Adding and Searching Words - Data Structure Design [Medium]

1. Title

Please design a data structure that supports adding new words and finding whether a string matches any previously added string.

Implement the dictionary class WordDictionary:
1. ordDictionary()Initialize the dictionary object
2. void addWord(word)Add it wordto the data structure, and then match it
3. bool search(word)If there is a string wordmatching in the data structure, return true; otherwise, return false. wordmay contain some '.', each . can represent any letter.

Example:
input: ["WordDictionary","addWord","addWord","addWord","search","search","search","search"]
[[],["bad"],["dad"],["mad"],["pad"],["bad"],[".ad"],["b.."]]
output:[null,null,null,null,false,true,true,true]

explain:

WordDictionary wordDictionary = new WordDictionary();
wordDictionary.addWord("bad");
wordDictionary.addWord("dad");
wordDictionary.addWord("mad");
wordDictionary.search("pad"); // 返回 False
wordDictionary.search("bad"); // 返回 True
wordDictionary.search(".ad"); // 返回 True
wordDictionary.search("b.."); // 返回 True

1 <= word.length <= 25
addWordThe word in wordconsists of lowercase English letters.
searchThe word in consists of '.' or lowercase English letters.
The maximum 104number of calls addWordis sum.search

2. Code

Dictionary Tree: A dictionary tree (prefix tree) is a tree data structure used to efficiently store and retrieve keys in a string dataset.

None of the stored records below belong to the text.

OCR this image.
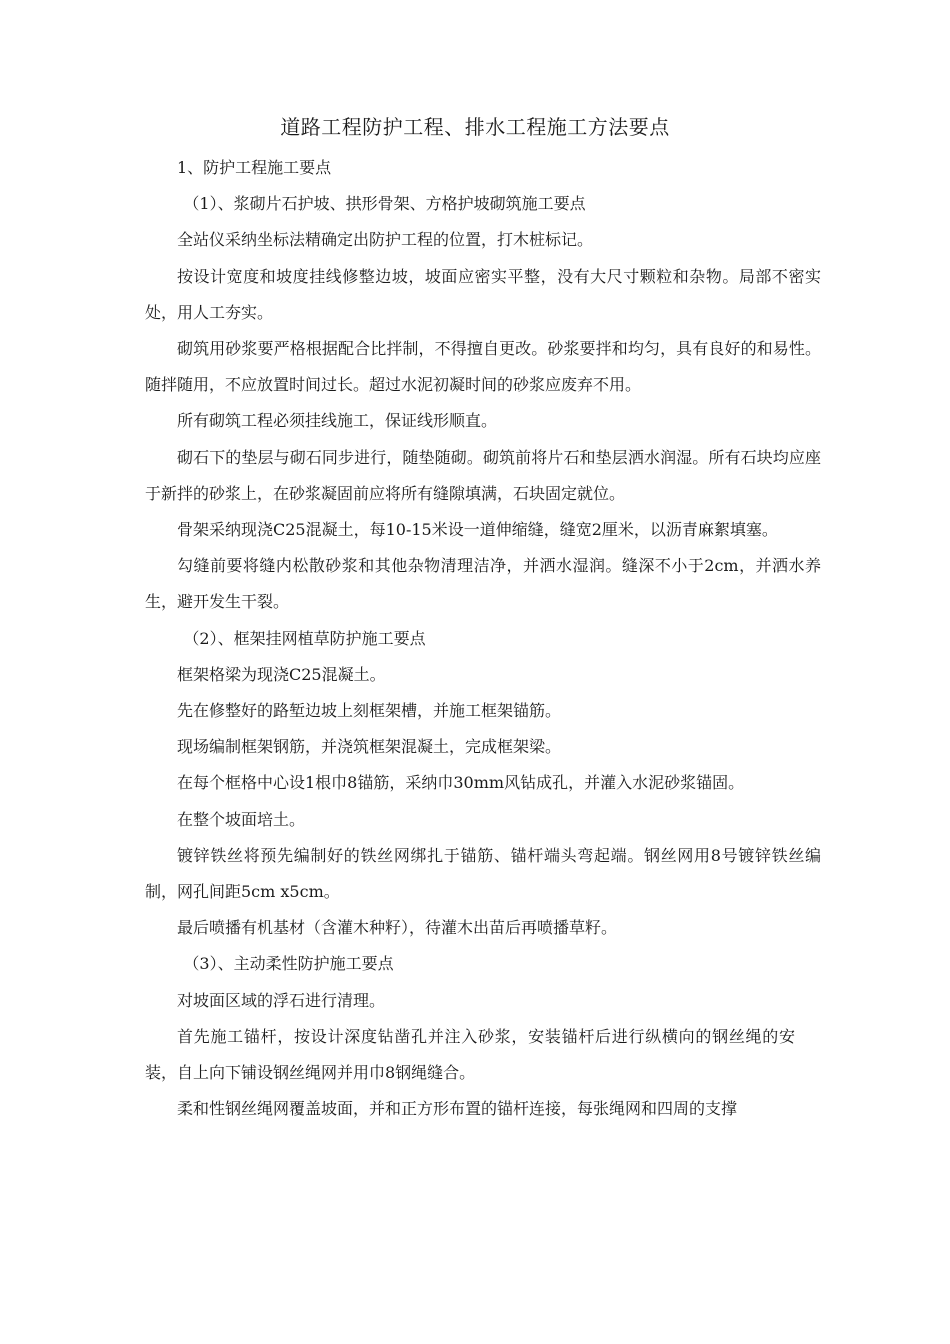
道路工程防护工程、排水工程施工方法要点

1、防护工程施工要点

（1）、浆砌片石护坡、拱形骨架、方格护坡砌筑施工要点

全站仪采纳坐标法精确定出防护工程的位置，打木桩标记。

按设计宽度和坡度挂线修整边坡，坡面应密实平整，没有大尺寸颗粒和杂物。局部不密实处，用人工夯实。

砌筑用砂浆要严格根据配合比拌制，不得擅自更改。砂浆要拌和均匀，具有良好的和易性。随拌随用，不应放置时间过长。超过水泥初凝时间的砂浆应废弃不用。

所有砌筑工程必须挂线施工，保证线形顺直。

砌石下的垫层与砌石同步进行，随垫随砌。砌筑前将片石和垫层洒水润湿。所有石块均应座于新拌的砂浆上，在砂浆凝固前应将所有缝隙填满，石块固定就位。

骨架采纳现浇C25混凝土，每10-15米设一道伸缩缝，缝宽2厘米，以沥青麻絮填塞。

勾缝前要将缝内松散砂浆和其他杂物清理洁净，并洒水湿润。缝深不小于2cm，并洒水养生，避开发生干裂。

（2）、框架挂网植草防护施工要点

框架格梁为现浇C25混凝土。

先在修整好的路堑边坡上刻框架槽，并施工框架锚筋。

现场编制框架钢筋，并浇筑框架混凝土，完成框架梁。

在每个框格中心设1根巾8锚筋，采纳巾30mm风钻成孔，并灌入水泥砂浆锚固。

在整个坡面培土。

镀锌铁丝将预先编制好的铁丝网绑扎于锚筋、锚杆端头弯起端。钢丝网用8号镀锌铁丝编制，网孔间距5cm x5cm。

最后喷播有机基材（含灌木种籽），待灌木出苗后再喷播草籽。

（3）、主动柔性防护施工要点

对坡面区域的浮石进行清理。

首先施工锚杆，按设计深度钻凿孔并注入砂浆，安装锚杆后进行纵横向的钢丝绳的安装，自上向下铺设钢丝绳网并用巾8钢绳缝合。

柔和性钢丝绳网覆盖坡面，并和正方形布置的锚杆连接，每张绳网和四周的支撑
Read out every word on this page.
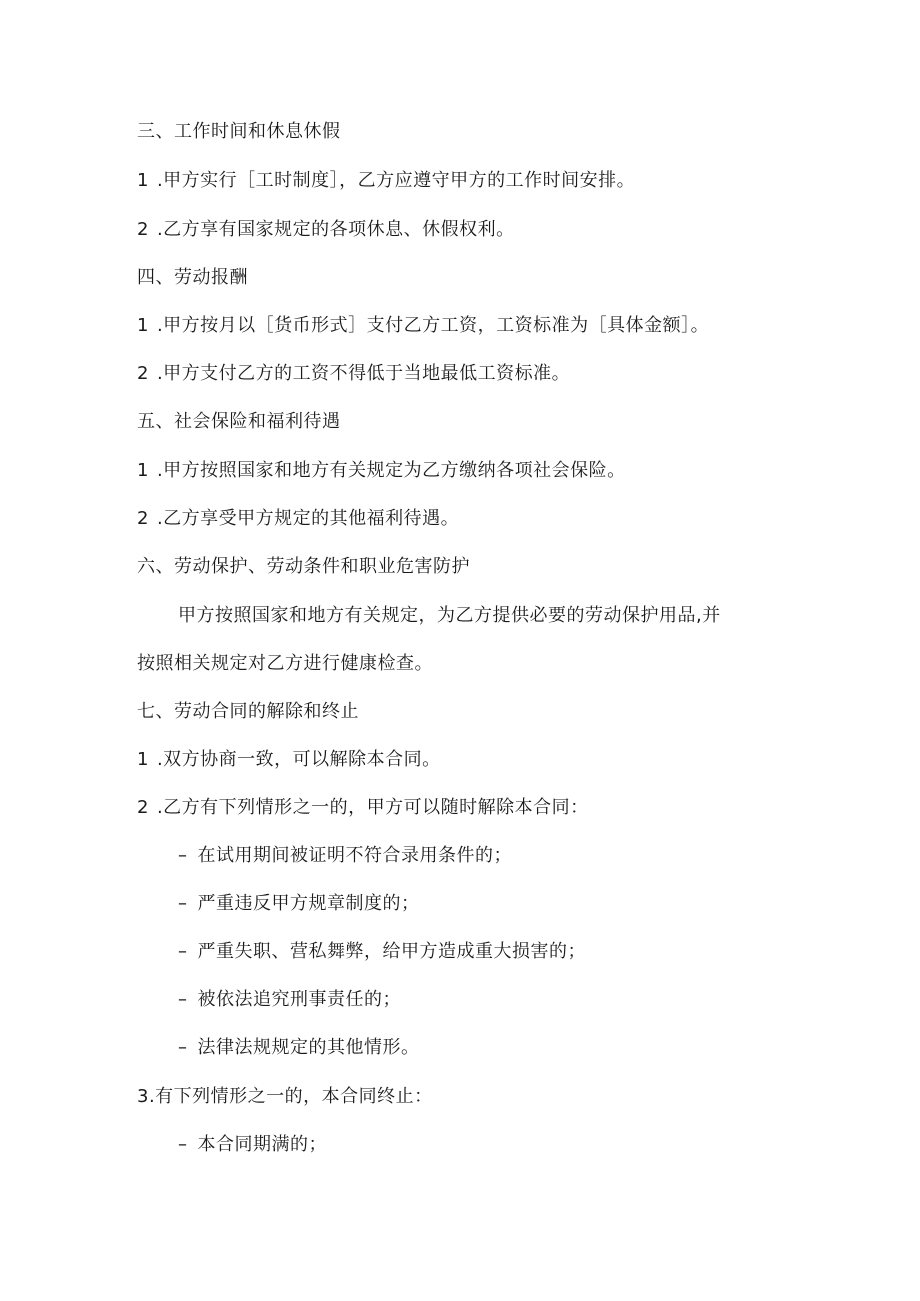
三、工作时间和休息休假
1 .甲方实行［工时制度］，乙方应遵守甲方的工作时间安排。
2 .乙方享有国家规定的各项休息、休假权利。
四、劳动报酬
1 .甲方按月以［货币形式］支付乙方工资，工资标准为［具体金额］。
2 .甲方支付乙方的工资不得低于当地最低工资标准。
五、社会保险和福利待遇
1 .甲方按照国家和地方有关规定为乙方缴纳各项社会保险。
2 .乙方享受甲方规定的其他福利待遇。
六、劳动保护、劳动条件和职业危害防护
甲方按照国家和地方有关规定，为乙方提供必要的劳动保护用品,并
按照相关规定对乙方进行健康检查。
七、劳动合同的解除和终止
1 .双方协商一致，可以解除本合同。
2 .乙方有下列情形之一的，甲方可以随时解除本合同：
– 在试用期间被证明不符合录用条件的；
– 严重违反甲方规章制度的；
– 严重失职、营私舞弊，给甲方造成重大损害的；
– 被依法追究刑事责任的；
– 法律法规规定的其他情形。
3.有下列情形之一的，本合同终止：
– 本合同期满的；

The prefix tree can use O(∣S∣)the time complexity to complete the following operations, where ∣S|it is inserting a string or querying the length of the prefix:
1. Insert a string into the dictionary tree word;
2. Query wordwhether the string has been inserted into the dictionary tree.

Ideas and algorithms: According to the meaning of the question, WordDictionarythe class needs to support the operations of adding words and searching for words, which can be implemented using a dictionary tree. For adding words, just add the word to the dictionary tree.

For searching words, start searching from the root node of the dictionary tree. Since the words to be searched may contain dots, the processing of dots needs to be considered during the search process. For the case where the current character is a letter or a period, the processing is as follows:
1. If the current character is a letter, determine whether the child node corresponding to the current character exists. If the child node exists, move to the child node and continue. Search for the next character. If the child node does not exist, the word does not exist and return false;
2. If the current character is a dot, since the dot can represent any letter, it is necessary to continue searching for all non-empty child nodes of the current node. Next character.

Repeat the above steps until falsethe last character of the given word is returned or searched. If the last character of a given word is searched, then the given word exists when the last node searched isEndis trueIn particular, when the dot number is searched, as long as there is a non-empty sub-node that can search for the given word, it will be returned true.

class WordDictionary {
    
    
    private Trie root;

    public WordDictionary() {
    
    
        root = new Trie();
    }
    
    public void addWord(String word) {
    
    
        root.insert(word);
    }
    
    public boolean search(String word) {
    
    
        return dfs(word, 0, root);
    }

    private boolean dfs(String word, int index, Trie node) {
    
    
        if (index == word.length()) {
    
    
            return node.isEnd();
        }
        char ch = word.charAt(index);
        if (Character.isLetter(ch)) {
    
    
            int childIndex = ch - 'a';
            Trie child = node.getChildren()[childIndex];
            if (child != null && dfs(word, index + 1, child)) {
    
    
                return true;
            }
        } else {
    
    
            for (int i = 0; i < 26; i++) {
    
    
                Trie child = node.getChildren()[i];
                if (child != null && dfs(word, index + 1, child)) {
    
    
                    return true;
                }
            }
        }
        return false;
    }
}

class Trie {
    
    
    private Trie[] children;
    private boolean isEnd;

    public Trie() {
    
    
        children = new Trie[26];
        isEnd = false;
    }
    
    public void insert(String word) {
    
    
        Trie node = this;
        for (int i = 0; i < word.length(); i++) {
    
    
            char ch = word.charAt(i);
            int index = ch - 'a';
            if (node.children[index] == null) {
    
    
                node.children[index] = new Trie();
            }
            node = node.children[index];
        }
        node.isEnd = true;
    }

    public Trie[] getChildren() {
    
    
        return children;
    }

    public boolean isEnd() {
    
    
        return isEnd;
    }
}

Time complexity: initialized as O(1), adding words is O(∣S∣), searching words is O(∣Σ∣∣S∣), where ∣S∣is the length of the word added or searched each time, Σis the character set, the character set in this question is all lowercase English letters, ∣Σ∣=26. In the worst case, if every character in the word to be searched is a period, then every character has ∣Σ∣a possibility.
Space complexity: O(∣T∣⋅∣Σ∣) , where ∣T∣is the sum of the lengths of all added words, and Σis the character set. The character set in this question is all lowercase English letters, ∣Σ∣=26.